Tiny Texas Town a Home for 176 People Who Are Uncertain
UNCERTAIN, Tex. — The old man called Pops tilts a black bike with balloon tires outside the Fish Hook liquor store and looks to find Betty Bays, who runs the place.
“This is the best listening place in town,” says Pops, his German accent thick as the day he left the Kaiser’s service.
“You hear all the important things here,” he says outside the door of the store with the peeling green paint across from Marion’s Mini Mall, which is no mall at all.
“You hear the best gossip.”
Inside the Fish Hook, behind the counter flanked by boxes of snuff and candy, sits Betty, 65, who not only helps run the Uncertain Supper Club and the Uncertain Floating Christmas Parade but presides over the Uncertain Tourist Bureau.
Clerical Error
“Welcome to Uncertain,” she says. “You know you’ve arrived when you’ve found us.”
She doesn’t laugh. She means it.
“Uncertain got its name because the founding fathers couldn’t agree on a name, so they just slapped down they were uncertain on the incorporation papers. Some silly clerk somewhere took us literally and that’s the way it’s been ever since.
“In this town we’re all Uncertain. That’s with a capital u.”
Uncertain probably wouldn’t exist but for an earthquake. The quake felled trees across the Red River sometime before East Texas was settled. It became Caddo Lake and is the oldest lake in Texas and the only one until Texans started making them. A tent settlement became a fishing camp that became Uncertain.
Today the town boasts a population of 176, a six-volunteer fire department, a two-man police department and the state’s most stolen road sign not far from the town’s only church.
Uncertain Churches
“It could have been called the Uncertain Methodist or the Uncertain Baptist or the First Church of Uncertain,” says a founder. “But none of those names sounded quite right.”
So it became the Caddo Lake Church of Love and Forgiveness--”Plan for Heaven in 87.” A cross made of cypress and rusty nails is staked out front.
The Uncertain Town Hall takes up half of a tilted mobile home at the crux of This-A-Way and That-A-Way boulevards. (This-A-Way takes you to Curley’s Lodge and Shady Glade and down a twist or two, beyond the old canal bridge, to the Uncertain Dump; That-A-Way takes you to the Uncertain Yachtclub.)

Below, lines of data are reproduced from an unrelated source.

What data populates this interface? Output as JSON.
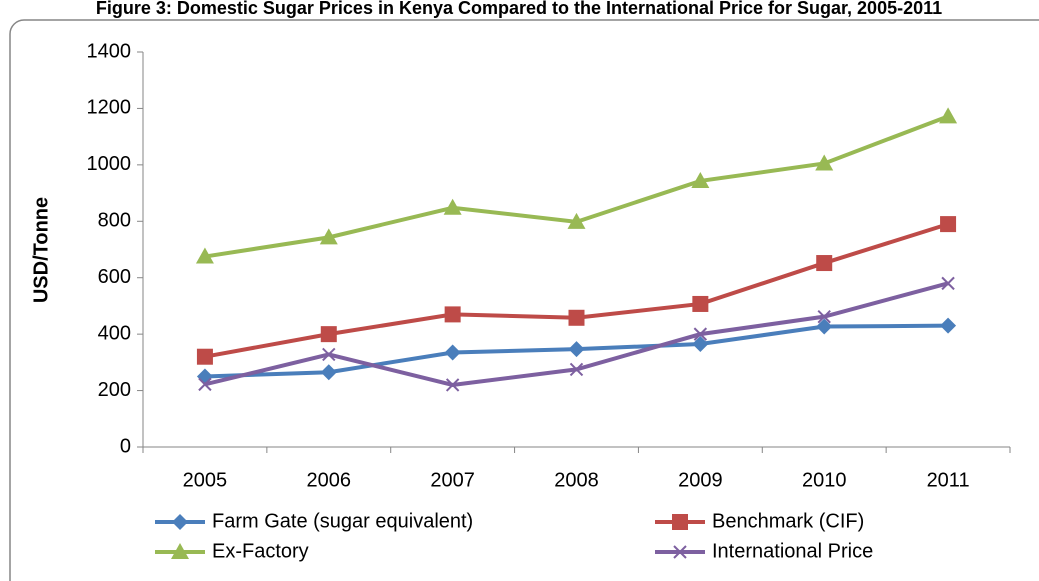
{
  "chart_data": {
    "type": "line",
    "title": "Figure 3: Domestic Sugar Prices in Kenya Compared to the International Price for Sugar, 2005-2011",
    "y_label": "USD/Tonne",
    "categories": [
      "2005",
      "2006",
      "2007",
      "2008",
      "2009",
      "2010",
      "2011"
    ],
    "series": [
      {
        "name": "Farm Gate (sugar equivalent)",
        "color": "#4a7ebb",
        "marker": "diamond",
        "values": [
          250,
          265,
          335,
          347,
          365,
          427,
          430
        ]
      },
      {
        "name": "Benchmark (CIF)",
        "color": "#be4b48",
        "marker": "square",
        "values": [
          320,
          400,
          470,
          458,
          507,
          652,
          790
        ]
      },
      {
        "name": "Ex-Factory",
        "color": "#98b954",
        "marker": "triangle",
        "values": [
          675,
          743,
          848,
          798,
          943,
          1005,
          1172
        ]
      },
      {
        "name": "International Price",
        "color": "#7d60a0",
        "marker": "x",
        "values": [
          222,
          328,
          220,
          275,
          400,
          462,
          580
        ]
      }
    ],
    "ylim": [
      0,
      1400
    ],
    "yticks": [
      0,
      200,
      400,
      600,
      800,
      1000,
      1200,
      1400
    ]
  }
}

Rita Jones, 57, works in the half that isn’t the Town Hall. For a few hours each day she is the Caddo Lake Water Supply. She stacks piles of invoices against accounts receivable on a wide desk across from the big Town Hall table, its top lettered in streaks of black paint 5 inches high “UNCERTAIN” in case somebody wondered.
‘The Uncertain Way’
“We have 300 people on the water system and a lot who prefer to get water their own way,” she says. “There has always been a tendency to let people do what they want to do. That’s the Uncertain way.”
She laughs.
Down This-A-Way a bit, across from the Cafe Curley, Leon Rivers strains to pull a flat-bottomed boat through the rushes. He’s 70 and he’s been fishing for white perch, bass and catfish all his life.
“My daddy told me about the days of the big fish wars when the commercial fisherman fought against the party fisherman. The men who fish for a living would build log cabins along the shore to mark where they should come ashore. The party boys would see the cabins and set them afire. Now we have mostly tourists who fish on weekends.
“There’s not much fishing like there used to be. It’s getting worse and worse. Nobody knows why that’s happened, but there’s a lot of pollution everywhere and I think that kills the fish.”
Rivers’s daddy died on the lake.
Each year the town sponsors a floating Christmas pageant. Barges, canoes, motor boats and rafts are decorated and pushed onto the Caddo. Sometimes Christmas trees are lighted on the water. One year the town sponsored a Miss Uncertain contest. But her name caused problems, according to Betty Bays, and the idea was dropped.